The information blocking rule, meanwhile, which according to the Cures Act carries a $1 million fine for those who violate it, “is going to be a hefty one that is making our members concerned and foundation partners nervous,” says Krigstein. While many stakeholders believe that true interoperability will not be achieved if vendors and providers act to impede the flow of health data for proprietary reasons, there is a high degree of uncertainty as to what exactly constitutes information blocking.

“That grey area is a big concern for our members,” Krigstein admits. “What may be information blocking in the eye of a provider patient, or vendor, may not be to [someone else]. So how specific will this rule be?

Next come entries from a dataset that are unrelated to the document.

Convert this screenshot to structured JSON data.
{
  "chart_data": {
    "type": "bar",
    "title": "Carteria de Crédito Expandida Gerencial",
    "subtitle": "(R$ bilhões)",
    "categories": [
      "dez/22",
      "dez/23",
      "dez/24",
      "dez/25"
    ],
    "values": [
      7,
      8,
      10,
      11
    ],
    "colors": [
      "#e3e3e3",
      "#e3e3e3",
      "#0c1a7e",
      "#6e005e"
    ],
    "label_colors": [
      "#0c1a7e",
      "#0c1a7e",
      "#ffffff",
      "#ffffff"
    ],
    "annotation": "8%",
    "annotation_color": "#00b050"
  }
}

It could be very tricky if you get very specific, but if you leave more room open for interpretation, you have also the ramifications of that,” she says.

Savickis adds that this rule might also include a mandate that HL7’s Fast Healthcare Interoperability Resources (FHIR) standard be adopted as part of health IT certification requirements.

Meanwhile, regarding the alignment of 42 CFR Part 2 with HIPAA, CHIME has been a strong supporter of changing patient privacy laws so that providers could more easily share information about a patient’s history of substance use. CHIME has not been alone in its support for alignment, but to the chagrin of many health IT stakeholders, the provision was dropped from September’s opioids package.

Krigstein says there is a commitment in Congress to “at least give this a strong look,” while Savickis points out that initiatives such as TEFCA conflict with keeping the 42 CFR Part 2 law intact. “How can we have an interoperable ecosystem and how do you drive care coordination if you don’t have this large chunk of patient data [accessible]?” she asks.

On the positive front, Krigstein and Savickis note that CHIME and its members are quite happy that the administration has made it a priority to align requirements for physician practices and hospitals. For example, they say, it’s expected that the requirements and timeframes for the upcoming Physician Fee Schedule and Quality Payment Program final rule for clinicians will align with the recently finalized Promoting Interoperability rule for hospitals.

In the end, much of the regulation pre-release discussion is merely speculation, but at this week’s CIO Forum, and elsewhere, it’s a certainty that industry watchers are waiting—perhaps nervously—for the many rules and regulations that will affect health IT stakeholders for years to come.